A complaint filed March 23 by the bankruptcy trustee for Lam Cloud Management, LLC in the United States Bankruptcy Court for the District of New Jersey challenges two small business financing models: (i) merchant cash advances (“MCAs”); and (ii) small business loans originated under bank partnerships.  While disposition of the complaint will take time, and all that is available for now are bare allegations, the complaint is another recent challenge involving usury and bank partner programs and warrants attention from entities involved in small business financing and lending.

The complaint involves claims arising from a series of four financing transactions.  As Lam Cloud Management struggled to meet its obligations, it sought financing from various sources.  After an initial purported MCA obtained from Retail Capital, the company engaged Synergy Capital as a broker to secure additional credit.  Synergy facilitated a series of transactions including a loan originated through a bank partner program administered by Quick Bridge Funding and purported MCAs offered by Fast Business Funding and CapCall, LLC.  In each case, the complaint alleges that the agreements were shams that actually involved disguised loans bearing usurious interest.

For the three purported MCA products, the core question is whether the product is a true advance based on business receivables or a disguised loan.  In a properly-structured MCA, a financing source advances funds based on the business’ revenue or sales for a set period of time or until such time as a set value has been paid by the business.  As distinct from loans, MCAs involve uncertainty as to the amount that will eventually be repaid separate from traditional credit default risk.  Depending on the precise structure of the MCA and the jurisdiction involved, MCAs may be excluded from state usury limits because they do not involve an obligation repayable absolutely (or they may be considered not to violate rate limitations for other reasons).

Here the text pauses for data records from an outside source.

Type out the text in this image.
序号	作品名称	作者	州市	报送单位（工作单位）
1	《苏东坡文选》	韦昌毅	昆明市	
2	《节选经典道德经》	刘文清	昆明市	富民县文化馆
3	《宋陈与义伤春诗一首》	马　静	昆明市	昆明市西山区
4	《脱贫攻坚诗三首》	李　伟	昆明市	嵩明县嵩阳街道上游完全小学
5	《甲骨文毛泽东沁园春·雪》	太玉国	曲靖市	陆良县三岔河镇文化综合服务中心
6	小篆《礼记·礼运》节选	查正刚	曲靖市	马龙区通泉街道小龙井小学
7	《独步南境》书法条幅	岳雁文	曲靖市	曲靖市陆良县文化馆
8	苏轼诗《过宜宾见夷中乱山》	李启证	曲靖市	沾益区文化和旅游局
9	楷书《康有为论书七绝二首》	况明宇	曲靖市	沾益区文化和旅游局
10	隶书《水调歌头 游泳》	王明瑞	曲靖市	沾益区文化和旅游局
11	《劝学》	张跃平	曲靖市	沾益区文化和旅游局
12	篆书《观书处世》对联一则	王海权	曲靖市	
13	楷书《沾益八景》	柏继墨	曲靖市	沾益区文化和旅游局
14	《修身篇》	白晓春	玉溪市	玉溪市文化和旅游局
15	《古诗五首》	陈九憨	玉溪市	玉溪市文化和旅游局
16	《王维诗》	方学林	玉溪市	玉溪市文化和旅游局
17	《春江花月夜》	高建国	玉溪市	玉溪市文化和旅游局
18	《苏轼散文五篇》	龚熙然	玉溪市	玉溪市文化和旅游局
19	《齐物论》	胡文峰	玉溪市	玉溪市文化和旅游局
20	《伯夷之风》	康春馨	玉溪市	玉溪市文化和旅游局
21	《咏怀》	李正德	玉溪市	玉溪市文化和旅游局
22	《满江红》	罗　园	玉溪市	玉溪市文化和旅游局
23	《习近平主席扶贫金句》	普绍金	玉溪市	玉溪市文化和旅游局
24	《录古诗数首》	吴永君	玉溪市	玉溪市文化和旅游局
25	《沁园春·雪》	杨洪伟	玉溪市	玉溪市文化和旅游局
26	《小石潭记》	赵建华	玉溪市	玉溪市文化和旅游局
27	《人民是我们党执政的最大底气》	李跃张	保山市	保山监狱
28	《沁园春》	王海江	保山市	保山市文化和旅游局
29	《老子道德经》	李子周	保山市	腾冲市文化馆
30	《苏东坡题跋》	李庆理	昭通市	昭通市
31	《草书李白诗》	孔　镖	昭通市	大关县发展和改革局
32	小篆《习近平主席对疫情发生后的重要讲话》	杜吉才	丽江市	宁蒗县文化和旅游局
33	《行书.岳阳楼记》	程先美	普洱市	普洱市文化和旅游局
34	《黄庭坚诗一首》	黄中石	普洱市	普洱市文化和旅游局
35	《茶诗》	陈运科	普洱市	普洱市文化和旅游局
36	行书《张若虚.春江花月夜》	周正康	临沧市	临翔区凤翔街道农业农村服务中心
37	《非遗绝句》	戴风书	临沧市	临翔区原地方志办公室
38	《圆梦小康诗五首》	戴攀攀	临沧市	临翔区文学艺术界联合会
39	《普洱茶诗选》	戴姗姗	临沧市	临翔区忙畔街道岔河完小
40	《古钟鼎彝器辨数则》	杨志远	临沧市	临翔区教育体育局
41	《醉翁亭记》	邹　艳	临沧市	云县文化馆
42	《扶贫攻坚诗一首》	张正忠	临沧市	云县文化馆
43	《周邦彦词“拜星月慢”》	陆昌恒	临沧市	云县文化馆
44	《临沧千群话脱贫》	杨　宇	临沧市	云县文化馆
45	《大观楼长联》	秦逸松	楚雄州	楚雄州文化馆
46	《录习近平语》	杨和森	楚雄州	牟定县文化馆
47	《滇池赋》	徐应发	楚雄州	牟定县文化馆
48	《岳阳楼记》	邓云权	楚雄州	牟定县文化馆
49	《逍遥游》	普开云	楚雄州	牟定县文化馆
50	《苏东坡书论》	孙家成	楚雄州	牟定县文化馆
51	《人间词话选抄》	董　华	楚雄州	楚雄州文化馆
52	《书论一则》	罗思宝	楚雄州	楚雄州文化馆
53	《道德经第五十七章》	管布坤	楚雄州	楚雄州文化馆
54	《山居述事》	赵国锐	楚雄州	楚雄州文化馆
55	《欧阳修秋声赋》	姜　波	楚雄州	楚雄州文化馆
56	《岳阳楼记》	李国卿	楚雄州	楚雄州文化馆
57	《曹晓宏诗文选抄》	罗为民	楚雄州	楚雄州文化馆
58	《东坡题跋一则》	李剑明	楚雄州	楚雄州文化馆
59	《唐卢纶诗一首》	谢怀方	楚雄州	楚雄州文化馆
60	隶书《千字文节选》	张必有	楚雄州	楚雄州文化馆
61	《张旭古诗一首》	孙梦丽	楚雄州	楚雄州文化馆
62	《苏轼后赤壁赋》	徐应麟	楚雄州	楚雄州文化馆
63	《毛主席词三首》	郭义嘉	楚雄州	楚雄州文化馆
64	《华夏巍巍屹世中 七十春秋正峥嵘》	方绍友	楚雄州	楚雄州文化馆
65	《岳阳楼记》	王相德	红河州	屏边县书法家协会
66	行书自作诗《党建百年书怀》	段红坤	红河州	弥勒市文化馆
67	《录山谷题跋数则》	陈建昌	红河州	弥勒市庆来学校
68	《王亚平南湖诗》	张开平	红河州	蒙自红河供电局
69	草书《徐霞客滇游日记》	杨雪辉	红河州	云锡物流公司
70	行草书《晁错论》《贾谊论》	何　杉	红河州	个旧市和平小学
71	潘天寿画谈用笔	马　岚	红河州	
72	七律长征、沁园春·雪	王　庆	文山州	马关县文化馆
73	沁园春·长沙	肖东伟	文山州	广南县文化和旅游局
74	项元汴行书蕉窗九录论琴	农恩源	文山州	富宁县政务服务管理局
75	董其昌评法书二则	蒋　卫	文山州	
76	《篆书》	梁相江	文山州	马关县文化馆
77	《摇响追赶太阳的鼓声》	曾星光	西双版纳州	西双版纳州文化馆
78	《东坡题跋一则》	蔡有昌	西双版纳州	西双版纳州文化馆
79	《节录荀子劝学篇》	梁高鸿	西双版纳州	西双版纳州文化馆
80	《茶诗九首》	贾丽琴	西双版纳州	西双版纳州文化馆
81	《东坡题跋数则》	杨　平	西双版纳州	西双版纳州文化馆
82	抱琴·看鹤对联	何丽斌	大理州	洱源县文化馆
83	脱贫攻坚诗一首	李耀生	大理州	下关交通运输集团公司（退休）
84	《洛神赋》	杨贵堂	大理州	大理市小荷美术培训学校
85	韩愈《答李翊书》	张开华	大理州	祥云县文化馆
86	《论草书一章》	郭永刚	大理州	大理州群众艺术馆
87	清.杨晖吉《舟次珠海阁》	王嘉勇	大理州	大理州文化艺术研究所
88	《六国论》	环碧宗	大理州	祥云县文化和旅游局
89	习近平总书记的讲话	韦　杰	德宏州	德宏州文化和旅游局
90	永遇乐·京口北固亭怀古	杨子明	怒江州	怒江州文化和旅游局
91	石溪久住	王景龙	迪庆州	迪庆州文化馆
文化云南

The complaint alleges that the purported MCAs were actually disguised loans.  According to the complaint, the factors supporting characterization of the transactions as loans include that: (i) the contracts were underwritten based on the business’ creditworthiness; (ii) the debtor’s principal was required to execute a personal guaranty, arguably increasing the likelihood that the amount advanced would be repaid absolutely; (iii) rather than determining payments based on the flow of the business’ revenue, as should have been the case based on the written contracts, the business was required to remit a set amount each business day; (iv) the financing source did not bear the risk of loss from the receivables; and (v) the financing source’s books allegedly treated the obligation as a loan.

For the loan product, the core question is whether the loan offered under the Quick Bridge program was made by the bank partner named as creditor on loan agreements or by Quick Bridge in a sham model.  When properly executed, bank partnerships involve the origination of a loan by a bank, using a non-bank platform for supporting services such as marketing and/or application processing, and in some cases the subsequent sale of the loan, receivables from the loan, or participation interest in the loans to the non-bank platform or other investor.  There are several reasons to rely on this model, such as only payment networks allow banks to issue branded credit cards, business convenience, or to minimize regulatory exposure to state usury requirements.  An essential feature of the bank partnership model is that the bank is considered the “true lender,” because a failure to ensure such a determination can result in originated loans becoming void or otherwise impaired, the non-bank lending platform becoming subject to penalties for usurious lending, and general liability for violations of law, among other potential consequences.

The complaint attacks the Quick Bridge program as a “rent a charter” arrangement meant to circumvent state usury laws and regulations.  To support the conclusion that the non-bank lending platform is the “true lender,” the plaintiff highlights that (i) the loan was immediately assigned from the bank to the non-bank platform, (ii) the debtor was advised and expected to be entering into a loan with the non-bank, and (iii) the non-bank generated, serviced, and assumed the risk of nonpayment for the loan.  The allegations are fairly bare, but could be built out if the plaintiff is able to obtain program documents through discovery.

As the complaint represents the only side of the story told thus far, and there is the potential for the case to be dismissed for various reasons, it is too early to tell what impact this case will have on the various legal issues surrounding small business financing models.  Nonetheless, this matter could present another important challenge to MCAs and/or bank partnership models.  We will be following this and other pending cases.